Remembering Dr. Martin Luther King, Jr.

Zeitgeist: The Spirit of the Time

Zeitgeist: The Spirit of the Time
Dr. Martin Luther King, Jr., in Alabama, during the people to people speaking tour 1966

“Zeitgeist,” a word that means “the spirit or time of an age,” is made of up two German words: Zeit, which means “time,” and Geist, which refers to “ghost” or “spirit.” The Oxford English Dictionary defines the word to mean “the spirit or genius which marks the thought or feeling of a period or age.” We often do not know when a zeitgeist moment is occurring until the period of time has ended; it is a perfect moment in time when the right people and the right movements, change the social and political landscape — often resulting in a change in policy, social, moral and cultural norms.

To further understand the transcendence of zeitgeist, we return to the Rev. Dr. Martin Luther King, Jr.’s August 1957 sermon, “Conquering Self-Centeredness,” at Dexter Avenue Baptist Church. King, preaching extensively on what was called the “Problems of Personality Integration,” mentioned the term in his effort to separate himself from the glory of the moment and the temptation to think that where God has called us to, in any given time, is because of our own doing. King tells a personal story about his growing popularity around the nation, making it both impossible to go anywhere undetected and the growing temptation to think of oneself greater than he or she should.

“One of the problems that I have to face and even fight every day is this problem of self-centeredness, this tendency that can so easily come to my life now that I’m something special, that I’m something important.” King goes on to say, “And one of the prayers that I pray to God every day is: ‘O God, help me to see myself in my true perspective. Help me, O God, to see that I’m just a symbol of a movement. Help me to see that I’m the victim of what the Germans call a Zeitgeist and that something was getting ready to happen in history; history was ready for it. And that a boycott would have taken place in Montgomery, Alabama, if I had never come to Alabama. Help me to realize that I’m where I am because of the forces of history and because of the fifty thousand Negroes of Alabama who will never get their names in the papers and in the headline. O God, help me to see that where I stand today, I stand because others helped me to stand there and because the forces of history projected me there. And this moment would have come in history even if M. L. King had never been born.’”

King understood that the impact of his life was not because of his own doing, but because he was living in the spirit of a time where the call for justice was ripe and a part of the spirit of the time. King understood that whether it was him or someone else, the boycott in Montgomery would have happened – one way or the other – because the spirit of the time would have deemed it so.

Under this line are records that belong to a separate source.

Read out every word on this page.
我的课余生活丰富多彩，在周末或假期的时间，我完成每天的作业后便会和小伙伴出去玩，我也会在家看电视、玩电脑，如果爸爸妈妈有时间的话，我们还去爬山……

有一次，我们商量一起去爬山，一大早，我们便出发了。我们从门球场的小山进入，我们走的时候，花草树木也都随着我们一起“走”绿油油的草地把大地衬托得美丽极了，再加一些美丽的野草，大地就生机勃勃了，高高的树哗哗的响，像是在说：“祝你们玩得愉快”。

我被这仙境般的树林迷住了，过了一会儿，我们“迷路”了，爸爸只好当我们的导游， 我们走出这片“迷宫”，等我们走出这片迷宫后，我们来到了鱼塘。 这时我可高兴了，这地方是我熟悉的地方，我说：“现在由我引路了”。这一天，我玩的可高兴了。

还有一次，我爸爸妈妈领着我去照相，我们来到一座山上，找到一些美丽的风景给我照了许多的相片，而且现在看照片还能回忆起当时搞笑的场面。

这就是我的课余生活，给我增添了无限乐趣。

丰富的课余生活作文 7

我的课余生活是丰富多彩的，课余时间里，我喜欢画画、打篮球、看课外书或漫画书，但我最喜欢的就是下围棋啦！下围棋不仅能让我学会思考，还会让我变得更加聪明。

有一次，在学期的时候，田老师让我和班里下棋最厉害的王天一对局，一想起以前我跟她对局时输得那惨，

Our understanding of King’s life and legacy and zeitgeist is essential to understanding how we give attention to the work we do for justice today. Our ability to lean into the liberative work of Jesus today is the result of the zeitgeist moments of yesterday. And our attention to these present moments will leave a legacy that, in hindsight, will be the social and cultural movements that impact years to come.

For consideration:

What would you call the "spirit of the age" for our world today? For example, consider the social and political movements around race, gender and class.

Where do you see yourself situated in this zeitgeist moment of today? Are you in the center, actively changing the world around you? Are you on the margins, taking a passive role? Or are you somewhere in the middle?